COEUR D'ALENE, Idaho — A Coeur d’Alene High School student has created an app that he hopes will assist those facing reading challenges and disabilities.

Named the “Outloud Reader,” the app converts text to voice using a smartphone camera. Users take a photo of text in a book or magazine which is then translated into text on the app and read aloud by a programmed voice.

"It was pretty exciting,” said Outloud’s creator, Morgan Dixon, of the process. 

Dixon, currently a junior at CDAHS, came up with the idea two years ago after his brother had expressed an interest in being able to listen to textbooks while working at a winery. Dixon’s pursuit to make the app a reality lead him to seeking help at Coeur d’Alene’s Innovation Den, a tech company center and innovation space.

While at the Innovation Den, Dixon met an ophthalmologist who would later become his business partner. "He told me, ‘This is a fantastic idea. You should do this for the blind.’" 
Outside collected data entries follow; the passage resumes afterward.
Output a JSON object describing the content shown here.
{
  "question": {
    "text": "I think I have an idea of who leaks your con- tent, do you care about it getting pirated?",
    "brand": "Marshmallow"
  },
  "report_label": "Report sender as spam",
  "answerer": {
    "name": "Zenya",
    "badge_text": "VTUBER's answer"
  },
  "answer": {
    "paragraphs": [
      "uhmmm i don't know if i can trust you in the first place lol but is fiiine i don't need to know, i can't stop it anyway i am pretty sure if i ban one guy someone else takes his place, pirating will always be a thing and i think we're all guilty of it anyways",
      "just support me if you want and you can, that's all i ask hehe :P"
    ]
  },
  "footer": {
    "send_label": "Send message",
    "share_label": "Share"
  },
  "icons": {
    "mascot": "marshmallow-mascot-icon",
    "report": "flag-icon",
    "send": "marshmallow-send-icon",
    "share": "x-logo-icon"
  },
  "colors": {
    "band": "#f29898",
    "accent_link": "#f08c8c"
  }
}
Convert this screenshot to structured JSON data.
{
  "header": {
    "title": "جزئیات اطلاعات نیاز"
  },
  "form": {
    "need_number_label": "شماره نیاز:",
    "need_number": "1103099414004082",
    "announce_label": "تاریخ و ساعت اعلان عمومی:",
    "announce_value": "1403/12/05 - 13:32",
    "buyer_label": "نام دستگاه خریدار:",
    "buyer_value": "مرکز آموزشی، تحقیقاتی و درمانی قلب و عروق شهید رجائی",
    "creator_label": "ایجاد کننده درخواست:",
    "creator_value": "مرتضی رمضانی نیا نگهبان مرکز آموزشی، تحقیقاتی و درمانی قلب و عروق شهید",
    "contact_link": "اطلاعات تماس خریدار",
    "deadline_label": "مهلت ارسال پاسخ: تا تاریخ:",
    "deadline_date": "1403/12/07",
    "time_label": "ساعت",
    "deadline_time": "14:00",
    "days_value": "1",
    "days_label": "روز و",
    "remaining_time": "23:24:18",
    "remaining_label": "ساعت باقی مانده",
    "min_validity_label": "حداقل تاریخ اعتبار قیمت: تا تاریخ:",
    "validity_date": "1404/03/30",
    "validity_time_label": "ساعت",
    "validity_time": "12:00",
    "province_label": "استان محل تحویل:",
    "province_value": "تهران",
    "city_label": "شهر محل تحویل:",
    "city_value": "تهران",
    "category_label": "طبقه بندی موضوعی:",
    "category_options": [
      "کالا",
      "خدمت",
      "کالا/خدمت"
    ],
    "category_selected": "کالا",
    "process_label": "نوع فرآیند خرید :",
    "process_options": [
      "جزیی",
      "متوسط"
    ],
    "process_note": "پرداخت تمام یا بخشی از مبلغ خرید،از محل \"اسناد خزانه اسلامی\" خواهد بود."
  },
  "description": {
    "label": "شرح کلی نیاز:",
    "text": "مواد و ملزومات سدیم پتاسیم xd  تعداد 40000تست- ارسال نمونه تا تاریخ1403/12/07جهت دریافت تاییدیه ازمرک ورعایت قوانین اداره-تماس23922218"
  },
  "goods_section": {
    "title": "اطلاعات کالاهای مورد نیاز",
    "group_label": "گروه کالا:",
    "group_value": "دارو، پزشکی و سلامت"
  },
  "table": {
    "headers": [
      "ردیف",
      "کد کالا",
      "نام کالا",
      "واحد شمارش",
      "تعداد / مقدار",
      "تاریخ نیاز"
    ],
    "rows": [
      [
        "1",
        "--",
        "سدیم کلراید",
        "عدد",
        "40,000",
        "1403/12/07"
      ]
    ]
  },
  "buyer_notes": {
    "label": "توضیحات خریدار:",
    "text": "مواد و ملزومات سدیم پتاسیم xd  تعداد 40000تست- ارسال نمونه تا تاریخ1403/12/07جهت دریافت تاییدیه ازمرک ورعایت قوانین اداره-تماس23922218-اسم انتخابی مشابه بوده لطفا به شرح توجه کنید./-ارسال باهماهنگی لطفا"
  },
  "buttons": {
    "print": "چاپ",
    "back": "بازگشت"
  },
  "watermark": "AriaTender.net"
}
The duo would later raise roughly $27,000 to help fund coding for the Outloud Reader.

Dixon says his app is suited for not only visually impaired people, but also those with reading disabilities like dyslexia. 

"I want to help make this for anybody,” Dixon said.

Last year, Dixon reached out to CDAHS’ special education department for assistance in testing the Outloud Reader and determining its effectiveness. 

"The ease at which the apps works is amazing,” said Eric Brewer, a special education teacher at the school. “This is something that is near and dear to my heart,” he said. “For [students] to be able to access that text using this app is amazing.”

Dixon says he now plans to work on document detection software for blind users. 

"It makes me feel good knowing I've done something that could be helpful," he said. 

Dixon says he doesn’t have any immediate plans to attend college after graduating in lieu of developing the Outloud Reader more.

The app is currently available on smartphone app stores by searching “Outloud Reader.” The app costs $4.99 to purchase.